Nevertheless, Hunter remains concerned that some of these reports are giving women a false sense of security about HT, and that researchers aren’t paying adequate attention to the risks of using it over the long term.

She notes that women in the oft-cited WHI studies were exposed to hormones for less than five years, while many women stay on it for longer. “WHI’s risk calculations are based on limited duration of use,” she says. “I think the MWS is more instructive because those study data reflect long-term use.”

These distinctions are important, Hunter says, because statistics derived from the WHI are often cited by those who argue that the dangers of menopausal hormone therapy are minimal. She cites the example of the 2006 WHI finding that estrogen-alone therapy was not associated with increased risk for breast cancer. While that study is often used to reassure women, Hunter believes that reassurance is inappropriate when estrogen is prescribed for longer than five years.

It’s a significant concern, because it appears that, despite the overall decline in HT use and trends toward lower-dose therapy (which Hunter notes has not been shown to reduce risks), the length of use appears to be creeping up. A 2012 study by Kaiser Permanente researcher and UCSF clinical professor of medicine Bruce Ettinger found that the average length of HT use rose slightly but steadily between 2002 and 2009.

Asking Women Why They Choose Long-Term HRT

Because decisionmaking around HT affects a lot of women – the 2010 census put the US population of women aged 40 and older at more than 75 million – Hunter wants to know why some choose to use it, particularly over the long-term, despite the consensus that longer use raises the risks.

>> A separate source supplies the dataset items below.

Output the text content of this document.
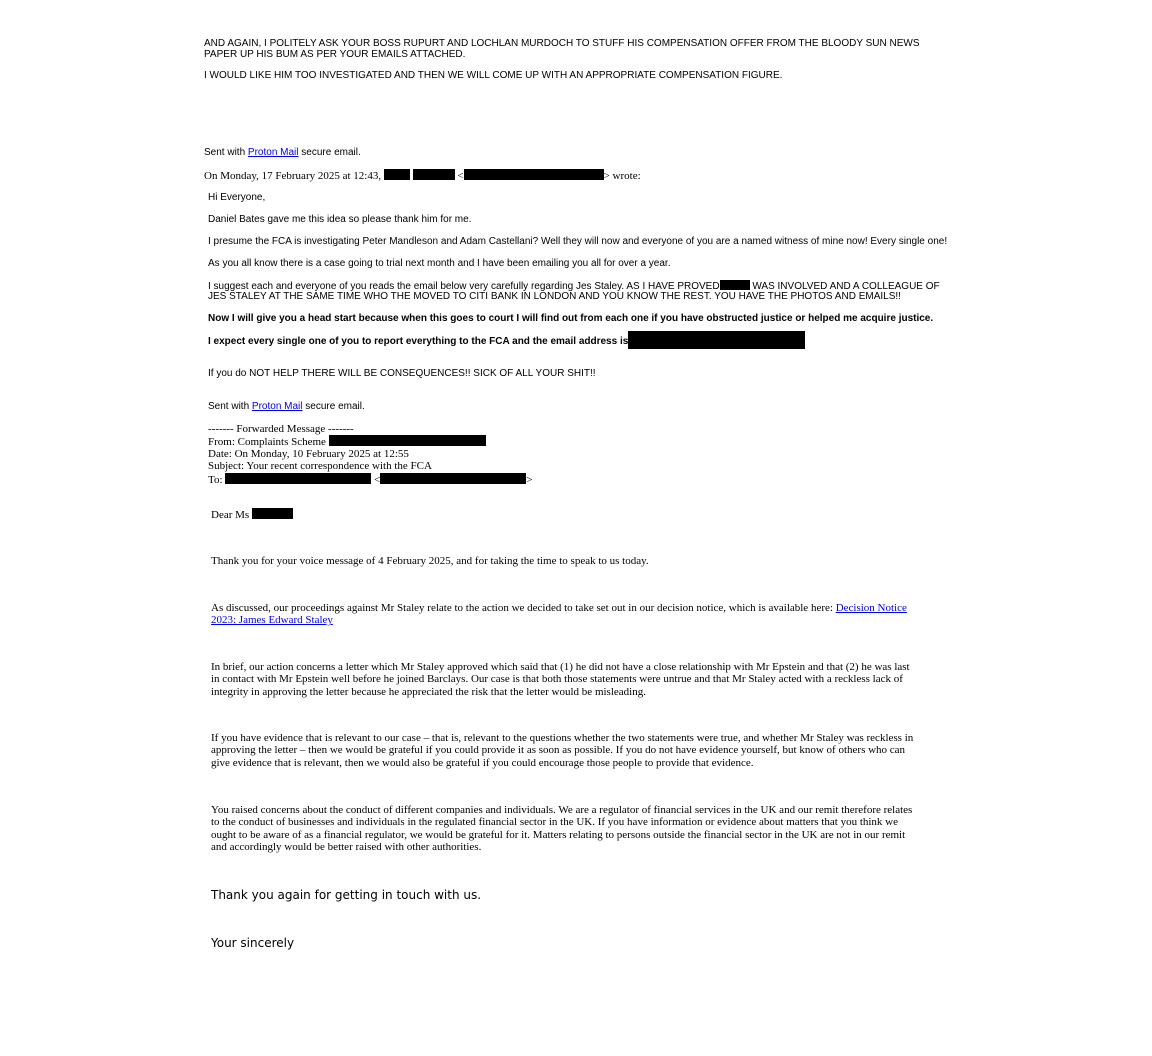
AND AGAIN, I POLITELY ASK YOUR BOSS RUPURT AND LOCHLAN MURDOCH TO STUFF HIS COMPENSATION OFFER FROM THE BLOODY SUN NEWS PAPER UP HIS BUM AS PER YOUR EMAILS ATTACHED.
I WOULD LIKE HIM TOO INVESTIGATED AND THEN WE WILL COME UP WITH AN APPROPRIATE COMPENSATION FIGURE.
Sent with Proton Mail secure email.
On Monday, 17 February 2025 at 12:43,	<	> wrote:
Hi Everyone,
Daniel Bates gave me this idea so please thank him for me.
I presume the FCA is investigating Peter Mandleson and Adam Castellani? Well they will now and everyone of you are a named witness of mine now! Every single one!
As you all know there is a case going to trial next month and I have been emailing you all for over a year.
I suggest each and everyone of you reads the email below very carefully regarding Jes Staley. AS I HAVE PROVED	WAS INVOLVED AND A COLLEAGUE OF
JES STALEY AT THE SAME TIME WHO THE MOVED TO CITI BANK IN LONDON AND YOU KNOW THE REST. YOU HAVE THE PHOTOS AND EMAILS!!
Now I will give you a head start because when this goes to court I will find out from each one if you have obstructed justice or helped me acquire justice.
I expect every single one of you to report everything to the FCA and the email address is
If you do NOT HELP THERE WILL BE CONSEQUENCES!! SICK OF ALL YOUR SHIT!!
Sent with Proton Mail secure email.
------- Forwarded Message -------
From: Complaints Scheme
Date: On Monday, 10 February 2025 at 12:55
Subject: Your recent correspondence with the FCA
To:	<	>
Dear Ms
Thank you for your voice message of 4 February 2025, and for taking the time to speak to us today.
As discussed, our proceedings against Mr Staley relate to the action we decided to take set out in our decision notice, which is available here: Decision Notice 2023: James Edward Staley
In brief, our action concerns a letter which Mr Staley approved which said that (1) he did not have a close relationship with Mr Epstein and that (2) he was last in contact with Mr Epstein well before he joined Barclays. Our case is that both those statements were untrue and that Mr Staley acted with a reckless lack of integrity in approving the letter because he appreciated the risk that the letter would be misleading.
If you have evidence that is relevant to our case – that is, relevant to the questions whether the two statements were true, and whether Mr Staley was reckless in approving the letter – then we would be grateful if you could provide it as soon as possible. If you do not have evidence yourself, but know of others who can give evidence that is relevant, then we would also be grateful if you could encourage those people to provide that evidence.
You raised concerns about the conduct of different companies and individuals. We are a regulator of financial services in the UK and our remit therefore relates to the conduct of businesses and individuals in the regulated financial sector in the UK. If you have information or evidence about matters that you think we ought to be aware of as a financial regulator, we would be grateful for it. Matters relating to persons outside the financial sector in the UK are not in our remit and accordingly would be better raised with other authorities.
Thank you again for getting in touch with us.
Your sincerely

In 2012, she returned to the UC San Francisco School of Nursing to pursue a doctorate and to look at the phenomenon in a structured way. For her dissertation, she is interviewing women over age 60 who have been using systemic estrogen for more than five years. While most cite hot flashes as a primary reason to use estrogen, Hunter says it’s unclear if that’s the whole story.

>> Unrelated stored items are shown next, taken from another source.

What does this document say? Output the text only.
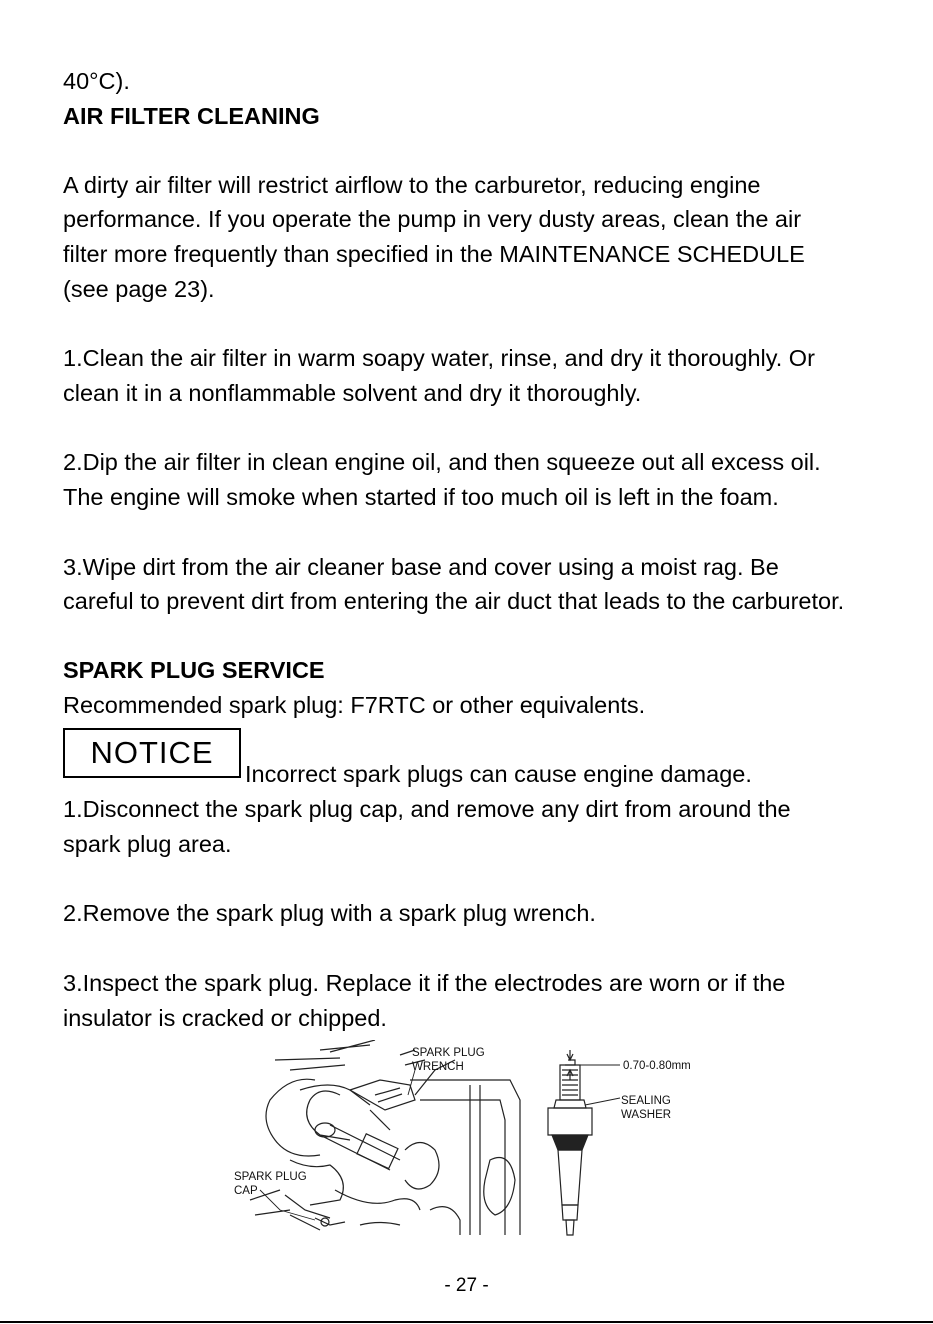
40°C).

AIR FILTER CLEANING

A dirty air filter will restrict airflow to the carburetor, reducing engine

performance. If you operate the pump in very dusty areas, clean the air

filter more frequently than specified in the MAINTENANCE SCHEDULE

(see page 23).

1.Clean the air filter in warm soapy water, rinse, and dry it thoroughly. Or

clean it in a nonflammable solvent and dry it thoroughly.

2.Dip the air filter in clean engine oil, and then squeeze out all excess oil.

The engine will smoke when started if too much oil is left in the foam.

3.Wipe dirt from the air cleaner base and cover using a moist rag. Be

careful to prevent dirt from entering the air duct that leads to the carburetor.

SPARK PLUG SERVICE

Recommended spark plug: F7RTC or other equivalents.

NOTICE
Incorrect spark plugs can cause engine damage.

1.Disconnect the spark plug cap, and remove any dirt from around the

spark plug area.

2.Remove the spark plug with a spark plug wrench.

3.Inspect the spark plug. Replace it if the electrodes are worn or if the

insulator is cracked or chipped.

SPARK PLUG
WRENCH
SPARK PLUG
CAP
0.70-0.80mm
SEALING
WASHER
- 27 -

She wonders if some women remain on HT longer in part because they believe they’re benefiting from it cosmetically. She notes that, when asked, some of her research subjects say that people tell them they look younger than their age, although they assert they don’t take HT primarily for that reason. This observation is particularly interesting, says Hunter, because it reflects a widespread misperception about estrogen’s effect on skin.

She says, “I find it fascinating that, while sharing my research interest in social settings, even among nurses, someone will usually say, ‘Well, doesn’t estrogen keep your skin looking young?’ But the evidence doesn’t support it.” Hunter also notes that her interviewees have reported that using estrogen helps them maintain other youthful attributes such as physical strength and dexterity, enjoyment of sex and a zest for life.

Proceeding with Caution

While she hopes her current research will eventually shed some light on women’s motivations for how and why they use HT, she also wants to ensure that women and clinicians are informed about the risks as we currently understand them. She advises women to remain cautious when looking at reports in the media and at the research itself.

She cites medical ghostwriting – pharmaceutical companies employing marketing firms to author articles for publication in medical journals under the names of notable physicians – as one example of how consumers and clinicians can be misled. Deceptive article titles and abstracts are another way research can be distorted to fit a particular point of view, she says.

“Be suspicious,” Hunter cautions. “Look for connections between opinions expressed, research reports and possible drug company involvement.”